Dossier documentaire réalisé à partir de l’enquête d’inventaire de 2007.

Historique

La présence du Clain a sans doute motivé l'occupation précoce du territoire de Chasseneuil. D'après les recherches archéologiques, la commune compte plusieurs enclos datant de l'âge du fer, deux villas gallo-romaines. La voie romaine, actuellement chemin de grande randonnée 364, coïncide avec la limite communale est. A proximité se trouvent d'anciennes carrières, exploitées depuis l'époque gallo-romaine où on été trouvés un vase avec une inscription "viola", une borne ou une pierre funéraire ornée de cercles concentriques et une figurine en terre blanche de Vénus. Entre le Clain et la voie ferrée, aux Clouzeaux s'élevait le "palais" carolingien où naquit Louis le Pieux en 778, et où il passa plusieurs années de sa vie. Divers vestiges du Moyen Age ont été découverts sur la commune (pont, cimetière) ou sont mentionnés dans les sources. Chasseneuil est cité pour la première fois en 1080 sous l'appelation Cassanol, puis Chassenuyl ou Chasseneul en 1324 et 1337, Chasseneuil en 1431. La paroisse dépend un temps de l'abbaye Saint-Amand-de-Boixe puis, à partir de 1226, l'évêque de Poitiers en est le seigneur, sous l'autorité du roi. Une commanderie de l'ordre de Saint-Jean-de-Jérusalem ou ordre de Malte se trouvait aussi à Chasseneuil, juste au nord du presbytère. Son commandeur, le Grand Prieur d'Aquitaine avait droit de haute justice dans son fief, d'où une concurrence avec l'évêque sur la perception de certains droits. Il existait également une aumônerie dont les biens furent donnés à l'hôpital général de Poitiers en 1695. D'autres fiefs se partageaient le territoire de la paroisse : ceux de Guignefolle, de la Vicane, de la Voûte, de Bonnillet, de Martigny, etc.. Ce territoire apparaît toutefois divisé, notamment entre les deux rives du Clain. Le passage des rivières constituant un obstacle majeur pour les habitants, plusieurs gués furent donc aménagés (gué Sourdeau, gué de la Vicane). Le franchissement de l'Auxance par la route royale de Paris à Bordeaux, devenue ensuite route impériale puis nationale, et qui traverse la commune du nord au sud à l'écart du bourg, a donné lieu très tôt à la création d'un pont. Le franchissement du Clain s'est longtemps fait par des bacs, notamment celui de Bonnillet.

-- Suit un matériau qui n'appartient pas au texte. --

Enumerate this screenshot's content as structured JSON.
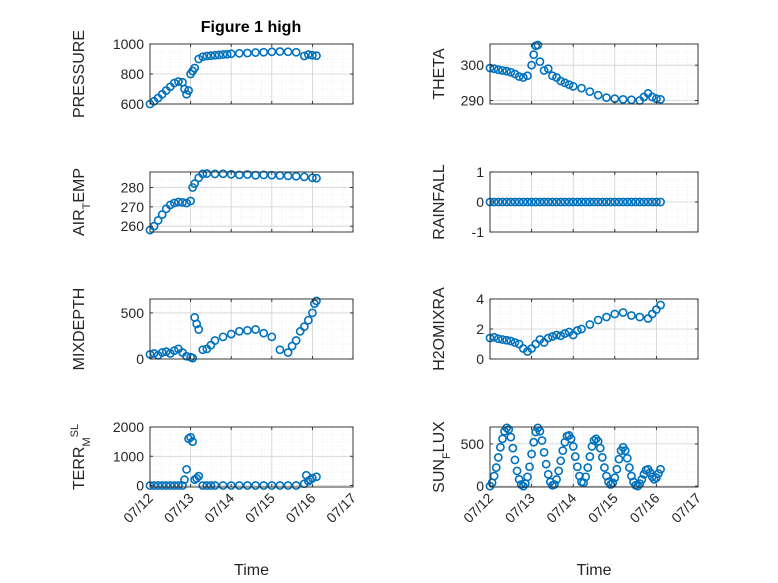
{
  "figure": {
    "title": "Figure 1 high"
  },
  "colors": {
    "marker": "#0072BD",
    "axis": "#262626",
    "grid": "#d0d0d0",
    "grid_minor": "#e3e3e3"
  },
  "chart_data": [
    {
      "type": "scatter",
      "title": "Figure 1 high",
      "xlabel": "",
      "ylabel": "PRESSURE",
      "ylim": [
        600,
        1000
      ],
      "yticks": [
        600,
        800,
        1000
      ],
      "ytick_labels": [
        "600",
        "800",
        "1000"
      ],
      "x": [
        0,
        0.1,
        0.2,
        0.3,
        0.4,
        0.5,
        0.6,
        0.7,
        0.8,
        0.85,
        0.9,
        0.95,
        1.0,
        1.05,
        1.1,
        1.2,
        1.3,
        1.4,
        1.5,
        1.6,
        1.7,
        1.8,
        1.9,
        2.0,
        2.2,
        2.4,
        2.6,
        2.8,
        3.0,
        3.2,
        3.4,
        3.6,
        3.8,
        3.9,
        4.0,
        4.1
      ],
      "y": [
        600,
        618,
        640,
        665,
        690,
        715,
        740,
        750,
        745,
        700,
        665,
        690,
        800,
        820,
        840,
        900,
        915,
        920,
        922,
        925,
        927,
        930,
        932,
        935,
        938,
        940,
        943,
        945,
        948,
        950,
        948,
        945,
        920,
        930,
        925,
        922
      ]
    },
    {
      "type": "scatter",
      "title": "",
      "xlabel": "",
      "ylabel": "THETA",
      "ylim": [
        289,
        306
      ],
      "yticks": [
        290,
        300
      ],
      "ytick_labels": [
        "290",
        "300"
      ],
      "x": [
        0,
        0.1,
        0.2,
        0.3,
        0.4,
        0.5,
        0.6,
        0.7,
        0.8,
        0.9,
        1.0,
        1.05,
        1.1,
        1.15,
        1.2,
        1.3,
        1.4,
        1.5,
        1.6,
        1.7,
        1.8,
        1.9,
        2.0,
        2.2,
        2.4,
        2.6,
        2.8,
        3.0,
        3.2,
        3.4,
        3.6,
        3.7,
        3.8,
        3.9,
        4.0,
        4.1
      ],
      "y": [
        299.2,
        299,
        298.7,
        298.5,
        298.3,
        298,
        297.5,
        296.8,
        296.5,
        297,
        300,
        303,
        305.5,
        305.7,
        301,
        298.5,
        299,
        297,
        296.5,
        295.5,
        295,
        294.5,
        294,
        293.5,
        292.5,
        291.5,
        290.8,
        290.5,
        290.3,
        290.2,
        290,
        291,
        292,
        291,
        290.5,
        290.3
      ]
    },
    {
      "type": "scatter",
      "title": "",
      "xlabel": "",
      "ylabel": "AIR_TEMP",
      "ylim": [
        257,
        288
      ],
      "yticks": [
        260,
        270,
        280
      ],
      "ytick_labels": [
        "260",
        "270",
        "280"
      ],
      "x": [
        0,
        0.1,
        0.2,
        0.3,
        0.4,
        0.5,
        0.6,
        0.7,
        0.8,
        0.9,
        1.0,
        1.05,
        1.1,
        1.2,
        1.3,
        1.4,
        1.6,
        1.8,
        2.0,
        2.2,
        2.4,
        2.6,
        2.8,
        3.0,
        3.2,
        3.4,
        3.6,
        3.8,
        4.0,
        4.1
      ],
      "y": [
        258,
        260,
        263,
        266,
        269,
        271,
        272,
        272.5,
        272.3,
        272,
        273,
        280,
        282,
        285,
        287,
        287.2,
        287,
        287.1,
        286.8,
        286.5,
        286.7,
        286.3,
        286.5,
        286.4,
        286.2,
        286,
        285.8,
        285.5,
        285,
        284.8
      ]
    },
    {
      "type": "scatter",
      "title": "",
      "xlabel": "",
      "ylabel": "RAINFALL",
      "ylim": [
        -1,
        1
      ],
      "yticks": [
        -1,
        0,
        1
      ],
      "ytick_labels": [
        "-1",
        "0",
        "1"
      ],
      "x": [
        0,
        0.1,
        0.2,
        0.3,
        0.4,
        0.5,
        0.6,
        0.7,
        0.8,
        0.9,
        1.0,
        1.1,
        1.2,
        1.3,
        1.4,
        1.5,
        1.6,
        1.7,
        1.8,
        1.9,
        2.0,
        2.1,
        2.2,
        2.3,
        2.4,
        2.5,
        2.6,
        2.7,
        2.8,
        2.9,
        3.0,
        3.1,
        3.2,
        3.3,
        3.4,
        3.5,
        3.6,
        3.7,
        3.8,
        3.9,
        4.0,
        4.1
      ],
      "y": [
        0,
        0,
        0,
        0,
        0,
        0,
        0,
        0,
        0,
        0,
        0,
        0,
        0,
        0,
        0,
        0,
        0,
        0,
        0,
        0,
        0,
        0,
        0,
        0,
        0,
        0,
        0,
        0,
        0,
        0,
        0,
        0,
        0,
        0,
        0,
        0,
        0,
        0,
        0,
        0,
        0,
        0
      ]
    },
    {
      "type": "scatter",
      "title": "",
      "xlabel": "",
      "ylabel": "MIXDEPTH",
      "ylim": [
        0,
        650
      ],
      "yticks": [
        0,
        500
      ],
      "ytick_labels": [
        "0",
        "500"
      ],
      "x": [
        0,
        0.1,
        0.2,
        0.3,
        0.4,
        0.5,
        0.6,
        0.7,
        0.8,
        0.9,
        1.0,
        1.05,
        1.1,
        1.15,
        1.2,
        1.3,
        1.4,
        1.5,
        1.6,
        1.8,
        2.0,
        2.2,
        2.4,
        2.6,
        2.8,
        3.0,
        3.2,
        3.4,
        3.5,
        3.6,
        3.7,
        3.8,
        3.9,
        4.0,
        4.05,
        4.1
      ],
      "y": [
        50,
        60,
        40,
        70,
        80,
        60,
        90,
        110,
        70,
        30,
        20,
        10,
        450,
        380,
        320,
        100,
        110,
        150,
        200,
        240,
        270,
        300,
        310,
        320,
        280,
        240,
        100,
        70,
        140,
        200,
        300,
        350,
        420,
        500,
        600,
        630
      ]
    },
    {
      "type": "scatter",
      "title": "",
      "xlabel": "",
      "ylabel": "H2OMIXRA",
      "ylim": [
        0,
        4
      ],
      "yticks": [
        0,
        2,
        4
      ],
      "ytick_labels": [
        "0",
        "2",
        "4"
      ],
      "x": [
        0,
        0.1,
        0.2,
        0.3,
        0.4,
        0.5,
        0.6,
        0.7,
        0.8,
        0.9,
        1.0,
        1.1,
        1.2,
        1.3,
        1.4,
        1.5,
        1.6,
        1.7,
        1.8,
        1.9,
        2.0,
        2.1,
        2.2,
        2.4,
        2.6,
        2.8,
        3.0,
        3.2,
        3.4,
        3.6,
        3.8,
        3.9,
        4.0,
        4.1
      ],
      "y": [
        1.4,
        1.45,
        1.35,
        1.3,
        1.25,
        1.2,
        1.1,
        1.0,
        0.7,
        0.5,
        0.7,
        1.0,
        1.3,
        1.1,
        1.4,
        1.5,
        1.6,
        1.55,
        1.7,
        1.8,
        1.6,
        1.9,
        2.0,
        2.3,
        2.6,
        2.8,
        3.0,
        3.1,
        2.9,
        2.8,
        2.7,
        3.0,
        3.3,
        3.6
      ]
    },
    {
      "type": "scatter",
      "title": "",
      "xlabel": "Time",
      "ylabel": "TERR_MSL",
      "ylim": [
        -50,
        2000
      ],
      "yticks": [
        0,
        1000,
        2000
      ],
      "ytick_labels": [
        "0",
        "1000",
        "2000"
      ],
      "x": [
        0,
        0.1,
        0.2,
        0.3,
        0.4,
        0.5,
        0.6,
        0.7,
        0.8,
        0.85,
        0.9,
        0.95,
        1.0,
        1.05,
        1.1,
        1.15,
        1.2,
        1.3,
        1.4,
        1.5,
        1.6,
        1.8,
        2.0,
        2.2,
        2.4,
        2.6,
        2.8,
        3.0,
        3.2,
        3.4,
        3.6,
        3.8,
        3.85,
        3.9,
        3.95,
        4.0,
        4.1
      ],
      "y": [
        0,
        0,
        0,
        0,
        0,
        0,
        0,
        0,
        0,
        200,
        550,
        1600,
        1650,
        1500,
        200,
        250,
        320,
        0,
        0,
        0,
        0,
        0,
        0,
        0,
        0,
        0,
        0,
        0,
        0,
        0,
        0,
        60,
        350,
        150,
        200,
        250,
        300
      ]
    },
    {
      "type": "scatter",
      "title": "",
      "xlabel": "Time",
      "ylabel": "SUN_FLUX",
      "ylim": [
        -10,
        700
      ],
      "yticks": [
        0,
        500
      ],
      "ytick_labels": [
        "0",
        "500"
      ],
      "x": [
        0,
        0.05,
        0.1,
        0.15,
        0.2,
        0.25,
        0.3,
        0.35,
        0.4,
        0.45,
        0.5,
        0.55,
        0.6,
        0.65,
        0.7,
        0.75,
        0.8,
        0.85,
        0.9,
        0.95,
        1.0,
        1.05,
        1.1,
        1.15,
        1.2,
        1.25,
        1.3,
        1.35,
        1.4,
        1.45,
        1.5,
        1.55,
        1.6,
        1.65,
        1.7,
        1.75,
        1.8,
        1.85,
        1.9,
        1.95,
        2.0,
        2.05,
        2.1,
        2.15,
        2.2,
        2.25,
        2.3,
        2.35,
        2.4,
        2.45,
        2.5,
        2.55,
        2.6,
        2.65,
        2.7,
        2.75,
        2.8,
        2.85,
        2.9,
        2.95,
        3.0,
        3.05,
        3.1,
        3.15,
        3.2,
        3.25,
        3.3,
        3.35,
        3.4,
        3.45,
        3.5,
        3.55,
        3.6,
        3.65,
        3.7,
        3.75,
        3.8,
        3.85,
        3.9,
        3.95,
        4.0,
        4.05,
        4.1
      ],
      "y": [
        0,
        40,
        120,
        220,
        340,
        460,
        560,
        650,
        690,
        670,
        580,
        450,
        310,
        180,
        80,
        20,
        0,
        30,
        110,
        230,
        380,
        520,
        640,
        690,
        650,
        540,
        400,
        260,
        140,
        50,
        10,
        20,
        80,
        180,
        300,
        420,
        520,
        590,
        600,
        560,
        470,
        350,
        230,
        120,
        50,
        40,
        110,
        220,
        350,
        470,
        540,
        560,
        530,
        450,
        340,
        220,
        120,
        50,
        20,
        40,
        100,
        200,
        320,
        420,
        460,
        420,
        330,
        220,
        120,
        50,
        10,
        0,
        30,
        80,
        140,
        190,
        200,
        160,
        110,
        80,
        100,
        150,
        200
      ]
    }
  ],
  "xaxis": {
    "min": 0,
    "max": 5,
    "ticks": [
      0,
      1,
      2,
      3,
      4,
      5
    ],
    "tick_labels": [
      "07/12",
      "07/13",
      "07/14",
      "07/15",
      "07/16",
      "07/17"
    ]
  }
}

Au 18e siècle, la carte de Cassini figure le bourg de Chasseneuil et plusieurs hameaux ou lieux-dits compostant la paroisse : Martigny, Preuilly, Grand-Pont, Bonnillet, La Bonnaiserie, Fontaine, Petit-Verre, Les Roches. Y sont également indiqués trois moulins à eau : un sur le Clain à Chasseneuil et deux sur l'Auxance à Grand-Pont et Preuilly et un relais de poste. Cette activité de meunerie est à cette époque une des principales de la paroisse, avec la viticulture. Un plan établi sous la Révolution indique qu'une grande partie du territoire de Chasseneuil est à cette époque couvert de vignes. Signe de cette importance, la fixation de la période des vendanges est solennellement établie chaque année par le Grand Prieur d'Aquitaine. Autre institution pour la paroisse sous l'Ancien Régime : les marais communaux, dont ceux de l'Aumône et Fontaine. Octroyés au Moyen Age par les comtes de Poitou, ils sont exploités par les paysans de Chasseneuil qui défendent régulièrement leur prérogative, par exemple au 18e siècle contre les prétentions du propriétaire du domaine de Fontaine. Après la Révolution, leur gestion est reprise par la commune. Enfin la situation de Chasseneuil au bord de la route de Paris à Bordeaux engendre une activité spécifique liée au passage des biens et des personnes. Les sources donnent ainsi les noms de deux maîtres de poste : Abraham Cante en 1634 et Pierre Robin, qui à sa mort en 1652 semble ne pas avoir été remplacé.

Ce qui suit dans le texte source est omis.